Нарезанный хлеб девушка выхватывает у меня прежде, чем я успеваю протянуть его ей. Неодобрительно качаю головой, как бы ей плохо не сделалось. Хотя… скорее, это естественный процесс восстановления биомассы тела, утерянной за моменты между смертью и возрождением.
– Вроде, только день, – судорожно сглотнув, чуть виновато отвечает ученица, тут же снова кусками заглатывая хлеб. Переглянувшись, мы синхронно пожимаем плечами, и Кир начинает быстро извлекать из своей бездонной сумки оставшуюся у нас еду. Пусть девчонка ест, ей это необходимо, мы вполне способны голодать несколько суток. Да и всё равно в город собрались.
Когда основной голод Рида наконец утоляет, я приступаю к допросу, маскируемому под задушевную беседу.
– Может, расскажешь, что с тобой случилось? – сочувственно стучу по спине поперхнувшуюся девушку. Откашлявшись, она со вздохом откладывает надкусанный хлеб с положенным на него мясом и зябко передёрнув плечами отвечает:
– Мой аул был уничтожен. Равнинники напали ночью и подожгли дома. Убивали всех до единого, воинов расстреливали издали. Я запомнила стрелы: серебристое древко, синяя сталь и золотое оперение. Женщин и детей изрубили на части, не пощадили никого, – она замолкает, невидяще глядя прямо перед собой, а затем внезапно добавляет: – Даже наша кровная месть милосердней.

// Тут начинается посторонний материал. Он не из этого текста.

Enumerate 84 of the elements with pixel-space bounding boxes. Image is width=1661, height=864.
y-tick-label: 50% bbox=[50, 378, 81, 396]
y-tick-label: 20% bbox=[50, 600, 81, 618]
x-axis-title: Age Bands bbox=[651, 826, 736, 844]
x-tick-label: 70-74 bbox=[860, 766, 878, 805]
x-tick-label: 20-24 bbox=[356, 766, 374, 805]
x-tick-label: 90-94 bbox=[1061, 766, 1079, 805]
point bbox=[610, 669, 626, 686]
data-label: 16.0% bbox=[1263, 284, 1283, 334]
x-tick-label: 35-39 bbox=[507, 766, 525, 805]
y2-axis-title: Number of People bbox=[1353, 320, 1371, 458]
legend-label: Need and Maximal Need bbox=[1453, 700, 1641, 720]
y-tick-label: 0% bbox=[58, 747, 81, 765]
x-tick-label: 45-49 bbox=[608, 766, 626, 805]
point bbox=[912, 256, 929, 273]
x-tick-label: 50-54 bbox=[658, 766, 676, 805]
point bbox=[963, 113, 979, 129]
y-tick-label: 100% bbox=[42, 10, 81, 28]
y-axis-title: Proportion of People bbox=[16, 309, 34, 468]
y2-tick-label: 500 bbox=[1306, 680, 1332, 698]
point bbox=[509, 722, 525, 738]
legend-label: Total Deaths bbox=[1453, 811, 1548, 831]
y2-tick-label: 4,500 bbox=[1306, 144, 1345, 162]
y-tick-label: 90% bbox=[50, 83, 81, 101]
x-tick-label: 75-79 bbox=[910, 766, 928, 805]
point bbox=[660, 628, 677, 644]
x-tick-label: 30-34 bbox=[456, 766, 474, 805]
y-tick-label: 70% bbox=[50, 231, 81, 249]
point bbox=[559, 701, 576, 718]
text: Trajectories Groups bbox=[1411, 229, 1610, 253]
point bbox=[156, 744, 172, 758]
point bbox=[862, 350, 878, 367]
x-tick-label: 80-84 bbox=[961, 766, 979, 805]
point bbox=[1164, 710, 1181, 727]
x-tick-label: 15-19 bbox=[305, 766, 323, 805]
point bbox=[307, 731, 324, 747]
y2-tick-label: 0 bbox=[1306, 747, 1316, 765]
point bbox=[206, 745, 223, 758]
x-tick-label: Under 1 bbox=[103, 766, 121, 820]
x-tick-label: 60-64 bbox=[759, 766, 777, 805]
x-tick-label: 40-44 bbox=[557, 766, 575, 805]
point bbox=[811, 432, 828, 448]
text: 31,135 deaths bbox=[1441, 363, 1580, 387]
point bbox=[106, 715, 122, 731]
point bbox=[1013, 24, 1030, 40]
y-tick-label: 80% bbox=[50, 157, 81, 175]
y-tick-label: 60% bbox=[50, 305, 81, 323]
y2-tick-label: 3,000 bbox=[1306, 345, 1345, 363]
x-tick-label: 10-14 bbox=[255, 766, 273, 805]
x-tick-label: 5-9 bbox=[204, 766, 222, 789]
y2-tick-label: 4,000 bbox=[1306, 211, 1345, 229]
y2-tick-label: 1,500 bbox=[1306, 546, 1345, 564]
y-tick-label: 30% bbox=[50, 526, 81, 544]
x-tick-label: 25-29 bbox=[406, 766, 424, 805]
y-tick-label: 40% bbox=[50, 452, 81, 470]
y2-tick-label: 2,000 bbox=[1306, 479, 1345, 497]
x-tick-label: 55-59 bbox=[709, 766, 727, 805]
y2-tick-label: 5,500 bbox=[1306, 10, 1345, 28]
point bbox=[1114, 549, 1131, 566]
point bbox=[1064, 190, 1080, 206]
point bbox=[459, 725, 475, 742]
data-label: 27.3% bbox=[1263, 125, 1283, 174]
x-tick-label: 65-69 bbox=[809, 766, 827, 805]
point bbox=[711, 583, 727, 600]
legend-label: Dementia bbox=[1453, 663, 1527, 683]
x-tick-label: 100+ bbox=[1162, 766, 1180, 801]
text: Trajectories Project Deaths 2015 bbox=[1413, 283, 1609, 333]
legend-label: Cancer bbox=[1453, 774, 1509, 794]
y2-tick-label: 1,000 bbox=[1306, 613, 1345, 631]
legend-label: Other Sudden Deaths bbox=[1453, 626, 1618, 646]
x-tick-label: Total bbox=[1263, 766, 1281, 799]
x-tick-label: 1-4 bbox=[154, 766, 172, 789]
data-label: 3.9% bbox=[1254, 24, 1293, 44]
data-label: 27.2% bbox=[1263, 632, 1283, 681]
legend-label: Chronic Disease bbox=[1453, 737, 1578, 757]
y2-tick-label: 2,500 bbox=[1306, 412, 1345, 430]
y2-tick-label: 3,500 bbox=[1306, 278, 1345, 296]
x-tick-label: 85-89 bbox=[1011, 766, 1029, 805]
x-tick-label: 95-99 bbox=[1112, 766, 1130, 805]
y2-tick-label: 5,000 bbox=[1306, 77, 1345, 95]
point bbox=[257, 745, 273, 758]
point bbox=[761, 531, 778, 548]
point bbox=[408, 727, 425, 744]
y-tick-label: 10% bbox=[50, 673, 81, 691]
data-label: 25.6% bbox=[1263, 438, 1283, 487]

Она не выглядит насмерть перепуганной или сломленной горем. Великолепное самообладание? Не думаю. В горах поработали славные паладины Святой Церкви, а их беспощадность к «нечестивым язычникам» я знаю не по наслышке. Психически неподготовленному человеку будут ещё несколько десятидневий сниться кошмары. Ведь даже мне снились. В случае же с Ридой, я думаю, вполне вероятно то, что после её смерти некоторые чувства из жизни-до-возрождения притупились.
– А что случилось с тобой? Когда ты пришла, ты выглядела… не блестяще, – осторожно перевожу разговор на интересующую меня тему. Ученица уныло вздыхает и поясняет:
– Отец смог дать мне шанс вырваться из оцепленного аула. Я спустилась на равнину и попыталась убежать подальше. Сначала мне это удавалось, но потом… видимо, был среди них кто-то, заинтересованный в нашем поголовном уничтожении. Разделавшись с оставшимися, они бросились преследовать меня. Догнали.

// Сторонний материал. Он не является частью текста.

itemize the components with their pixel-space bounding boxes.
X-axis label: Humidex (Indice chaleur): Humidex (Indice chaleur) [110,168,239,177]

– И убили, – подсказывает Кир во время затянувшегося молчания.
– И убили, – покорно соглашается девушка и снова надолго замолкает. Я многообещающе улыбаюсь Киру, он виновато пожимает плечами, взглядом обещая больше не вмешиваться в наш разговор.

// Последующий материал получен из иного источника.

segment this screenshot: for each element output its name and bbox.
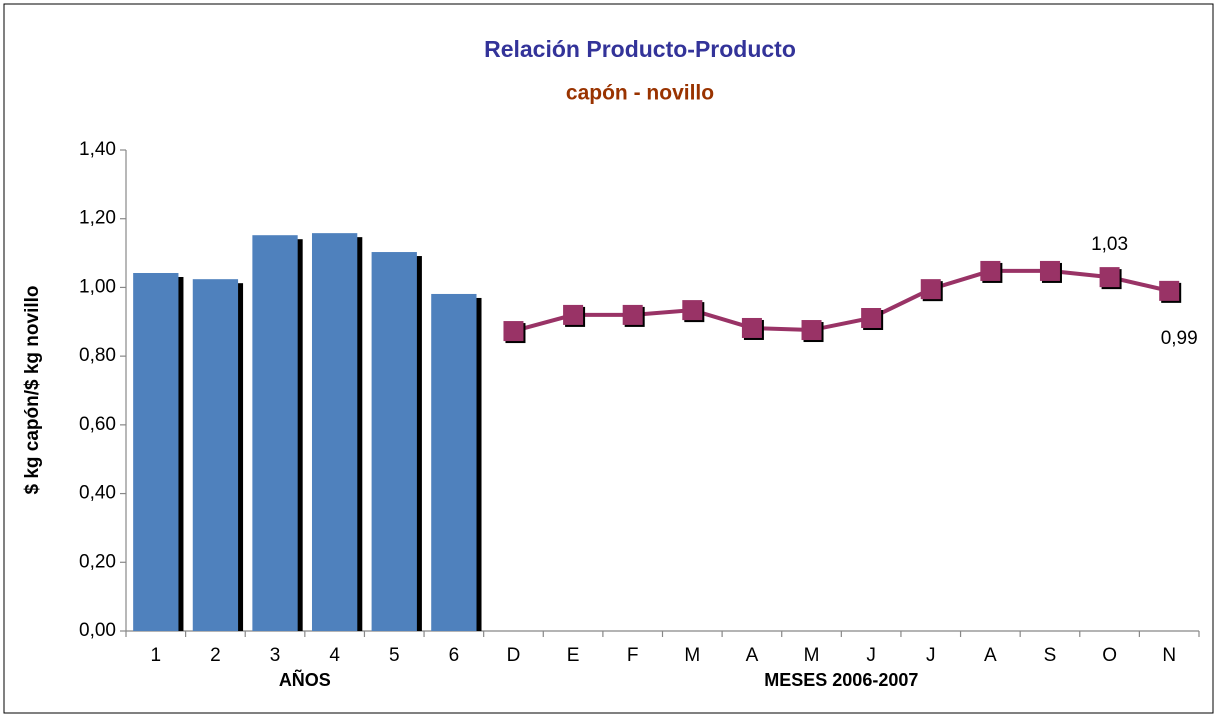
bar xyxy=(371,252,417,631)
marker xyxy=(503,321,524,342)
y-tick-label: 1,20 xyxy=(79,208,116,229)
data-label: 1,03 xyxy=(1091,234,1128,255)
x-tick-label: A xyxy=(984,645,997,666)
x-tick-label: 4 xyxy=(329,645,340,666)
y-tick-label: 0,80 xyxy=(79,345,116,366)
x-tick-label: M xyxy=(684,645,700,666)
marker xyxy=(741,317,762,338)
marker xyxy=(682,300,703,321)
data-label: 0,99 xyxy=(1161,328,1198,349)
y-tick-label: 1,00 xyxy=(79,276,116,297)
marker xyxy=(622,304,643,325)
chart-subtitle: capón - novillo xyxy=(566,82,714,105)
x-tick-label: J xyxy=(866,645,876,666)
x-tick-label: O xyxy=(1102,645,1117,666)
x-tick-label: M xyxy=(804,645,820,666)
marker xyxy=(1159,280,1180,301)
x-tick-label: D xyxy=(507,645,521,666)
x-tick-label: S xyxy=(1044,645,1057,666)
y-axis-title: $ kg capón/$ kg novillo xyxy=(22,285,43,494)
y-tick-label: 0,60 xyxy=(79,414,116,435)
x-tick-label: 3 xyxy=(270,645,281,666)
marker xyxy=(563,304,584,325)
marker xyxy=(920,279,941,300)
bar xyxy=(192,279,239,631)
bar xyxy=(431,293,477,631)
marker xyxy=(801,320,822,341)
x-tick-label: 6 xyxy=(449,645,460,666)
group-label: MESES 2006-2007 xyxy=(764,670,918,690)
x-tick-label: 5 xyxy=(389,645,400,666)
y-tick-label: 1,40 xyxy=(79,139,116,160)
chart-frame xyxy=(3,3,1214,714)
bar xyxy=(252,235,298,631)
bar xyxy=(133,272,179,631)
x-tick-label: N xyxy=(1162,645,1176,666)
x-tick-label: E xyxy=(567,645,580,666)
y-tick-label: 0,20 xyxy=(79,551,116,572)
marker xyxy=(1099,267,1120,288)
x-tick-label: J xyxy=(926,645,936,666)
x-tick-label: 1 xyxy=(151,645,162,666)
y-tick-label: 0,40 xyxy=(79,483,116,504)
x-tick-label: A xyxy=(746,645,759,666)
x-tick-label: 2 xyxy=(210,645,221,666)
marker xyxy=(861,308,882,329)
marker xyxy=(1039,260,1060,281)
group-label: AÑOS xyxy=(279,669,331,690)
chart-title: Relación Producto-Producto xyxy=(484,36,796,62)
x-tick-label: F xyxy=(627,645,639,666)
y-tick-label: 0,00 xyxy=(79,620,116,641)
bar xyxy=(311,233,358,631)
marker xyxy=(980,260,1001,281)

Коснувшись спутанных волос, девушка продолжает свою размеренно-неторопливую речь.
– Мой Род считается в горах почти священным – мы имеем шанс на возрождение, если погибли не своей смертью, поэтому на наш аул никогда не нападали другие горцы [19]. Но равнинники нашли способ не дать нам воскреснуть – они сожгли все тела, справедливо рассудив, что мы не фениксы. Не знаю, почему меня не сожгли так же как и всех. Может, – она равнодушно пожимает плечами, – у них не было дров под рукой и они понадеялись, что если закопают меня поглубже, я не смогу выбраться. Смогла.
Она с трудом подавляет в себе детское желание расплакаться. Я мысленно улыбаюсь. Версии сошлись, и мне уже не надо выпытывать, какой это кошмар – самостоятельно пытаться выбраться из-под земли. Наверное, не намного страшней, чем выдирать с Той Стороны свою жизнь.